Friday, October 24th is an important day at WTC Marketing. Not only do we get to release our favorite content related to websites and entrepreneurship and all that jazz, but it’s also my birthday. I’m going to pretend this adds some sparkle to this otherwise routine roundup.
You’ve probably noticed that we use the term “website” loosely around WTC. We don’t bother to talk about the website in a vacuum-- we believe that successful websites have goals, and that these goals are informed by your business goals.
But what about these “business goals”? How do you know if your idea could actually become a business? This week Entrepreneur covered five ways that you can tell whether your rabbit grooming or pantyhose or whatever biz is worth pursuing.
The comments to this video suggest there’s NOT a demand for this kind of bunny-grooming business.
Once you know that people want and need your business idea and that you have the time to put into building it, the challenge is molding that business into what you want and need it to be. Brain Pickings included some wisdom from craigslist founder Craig Newmark on this topic. Newmark notes that “The biggest entrepreneurial lesson I’ve learned has been that you really do need to follow your instincts.”
And this is exactly what Jon Morrow did when building his business, Boost Blog Traffic, in spite of living with spinal muscular atrophy.
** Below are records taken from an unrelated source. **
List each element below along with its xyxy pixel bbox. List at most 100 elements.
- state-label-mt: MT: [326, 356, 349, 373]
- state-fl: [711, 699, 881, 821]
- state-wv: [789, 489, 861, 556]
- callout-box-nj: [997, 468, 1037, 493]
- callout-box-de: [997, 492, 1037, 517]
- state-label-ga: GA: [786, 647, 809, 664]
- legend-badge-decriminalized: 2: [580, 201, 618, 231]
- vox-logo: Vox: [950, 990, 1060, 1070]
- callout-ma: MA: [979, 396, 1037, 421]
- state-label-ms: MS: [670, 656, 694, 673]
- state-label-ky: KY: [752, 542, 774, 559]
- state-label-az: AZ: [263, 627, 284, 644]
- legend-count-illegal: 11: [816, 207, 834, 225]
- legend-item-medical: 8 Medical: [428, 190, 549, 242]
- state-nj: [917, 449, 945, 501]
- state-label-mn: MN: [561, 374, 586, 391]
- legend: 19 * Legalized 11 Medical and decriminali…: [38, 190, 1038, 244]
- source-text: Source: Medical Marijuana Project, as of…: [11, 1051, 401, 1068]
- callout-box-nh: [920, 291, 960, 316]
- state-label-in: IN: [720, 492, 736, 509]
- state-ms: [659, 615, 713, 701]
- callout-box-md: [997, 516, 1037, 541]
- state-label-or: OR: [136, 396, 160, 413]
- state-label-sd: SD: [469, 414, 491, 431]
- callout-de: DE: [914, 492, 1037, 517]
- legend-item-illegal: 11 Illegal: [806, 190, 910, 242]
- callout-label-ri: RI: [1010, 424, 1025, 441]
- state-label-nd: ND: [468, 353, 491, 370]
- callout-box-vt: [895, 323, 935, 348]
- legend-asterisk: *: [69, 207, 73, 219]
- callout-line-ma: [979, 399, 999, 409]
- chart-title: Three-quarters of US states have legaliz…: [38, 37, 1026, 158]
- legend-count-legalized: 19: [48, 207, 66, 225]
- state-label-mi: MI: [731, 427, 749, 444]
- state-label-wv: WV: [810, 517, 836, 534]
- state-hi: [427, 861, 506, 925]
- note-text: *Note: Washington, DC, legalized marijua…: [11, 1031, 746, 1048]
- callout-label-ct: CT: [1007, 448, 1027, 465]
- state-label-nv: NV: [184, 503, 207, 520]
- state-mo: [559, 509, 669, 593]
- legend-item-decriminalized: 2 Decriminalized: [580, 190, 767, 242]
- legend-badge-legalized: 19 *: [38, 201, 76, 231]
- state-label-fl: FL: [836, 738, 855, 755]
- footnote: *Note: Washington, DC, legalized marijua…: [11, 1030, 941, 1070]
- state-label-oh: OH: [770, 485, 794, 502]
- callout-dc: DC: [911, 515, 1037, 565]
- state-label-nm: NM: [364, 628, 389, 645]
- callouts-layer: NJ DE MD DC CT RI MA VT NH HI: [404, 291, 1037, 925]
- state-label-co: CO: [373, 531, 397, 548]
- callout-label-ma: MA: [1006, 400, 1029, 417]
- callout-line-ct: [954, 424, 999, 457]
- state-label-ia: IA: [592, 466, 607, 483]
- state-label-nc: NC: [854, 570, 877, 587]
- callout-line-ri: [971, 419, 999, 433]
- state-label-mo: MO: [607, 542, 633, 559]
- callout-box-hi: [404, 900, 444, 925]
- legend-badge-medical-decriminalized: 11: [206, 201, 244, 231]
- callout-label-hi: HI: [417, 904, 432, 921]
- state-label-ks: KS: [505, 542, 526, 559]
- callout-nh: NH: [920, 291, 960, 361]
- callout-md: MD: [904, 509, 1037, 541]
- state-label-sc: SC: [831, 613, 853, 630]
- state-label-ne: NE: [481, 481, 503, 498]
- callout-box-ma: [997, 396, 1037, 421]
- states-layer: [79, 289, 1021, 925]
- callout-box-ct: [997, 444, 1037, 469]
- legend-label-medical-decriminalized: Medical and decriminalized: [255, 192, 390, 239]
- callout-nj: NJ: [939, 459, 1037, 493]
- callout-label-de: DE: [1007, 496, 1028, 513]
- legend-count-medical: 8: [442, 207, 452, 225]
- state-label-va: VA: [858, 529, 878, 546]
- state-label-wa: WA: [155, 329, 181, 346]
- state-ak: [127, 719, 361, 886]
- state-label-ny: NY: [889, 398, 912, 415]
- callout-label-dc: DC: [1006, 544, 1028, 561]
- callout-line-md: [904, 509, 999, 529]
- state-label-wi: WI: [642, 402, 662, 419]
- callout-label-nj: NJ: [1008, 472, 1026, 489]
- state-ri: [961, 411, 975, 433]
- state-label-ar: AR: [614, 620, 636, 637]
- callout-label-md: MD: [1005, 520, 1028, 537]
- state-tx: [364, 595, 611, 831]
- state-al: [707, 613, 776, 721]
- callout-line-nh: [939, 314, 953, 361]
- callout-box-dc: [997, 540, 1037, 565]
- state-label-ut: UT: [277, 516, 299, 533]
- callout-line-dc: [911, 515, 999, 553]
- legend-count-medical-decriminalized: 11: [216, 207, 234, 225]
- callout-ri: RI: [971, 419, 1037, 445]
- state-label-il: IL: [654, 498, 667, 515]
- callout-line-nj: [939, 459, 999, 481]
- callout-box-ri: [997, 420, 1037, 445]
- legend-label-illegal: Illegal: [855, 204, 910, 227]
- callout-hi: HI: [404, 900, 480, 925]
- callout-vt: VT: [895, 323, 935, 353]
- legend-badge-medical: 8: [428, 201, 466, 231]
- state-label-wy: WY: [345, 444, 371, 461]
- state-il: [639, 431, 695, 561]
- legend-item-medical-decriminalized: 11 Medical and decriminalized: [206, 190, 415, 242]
Leanne Regalla has a great conversation with him on her Make Creativity Pay podcast, “How To Blast Through Challenges to Grow Your Creative Business.” It’s worth listening to the whole thing.
After you’re finished listening to Regalla and Morrow talk about business building, stay tuned and learn from Nathalie Lussier’s podcast on business naming (or, well, coming up with the perfect tagline to complement your business name). A great tagline offers lots of information in a tiny amount of characters, and Lussier lets you know how to write something that fits.
While you reconsider your tagline, take a look at your calls to action (CTAs), too. How do you let people know what you want them to do when they’re on your site? Dan Shewan examines 11 examples on Wordstream’s blog that have already inspired us to take another look at how we’re enticing you to sign up for our email list. (Do it. You know you want to. As a birthday gift to me?)
Anyway, I hope you find this content helpful. And if any of you are actually in the process of building a website for your rabbit-grooming business, let me know. I want nothing more than someone else to manage the wrath of my curmudgeonly bunny.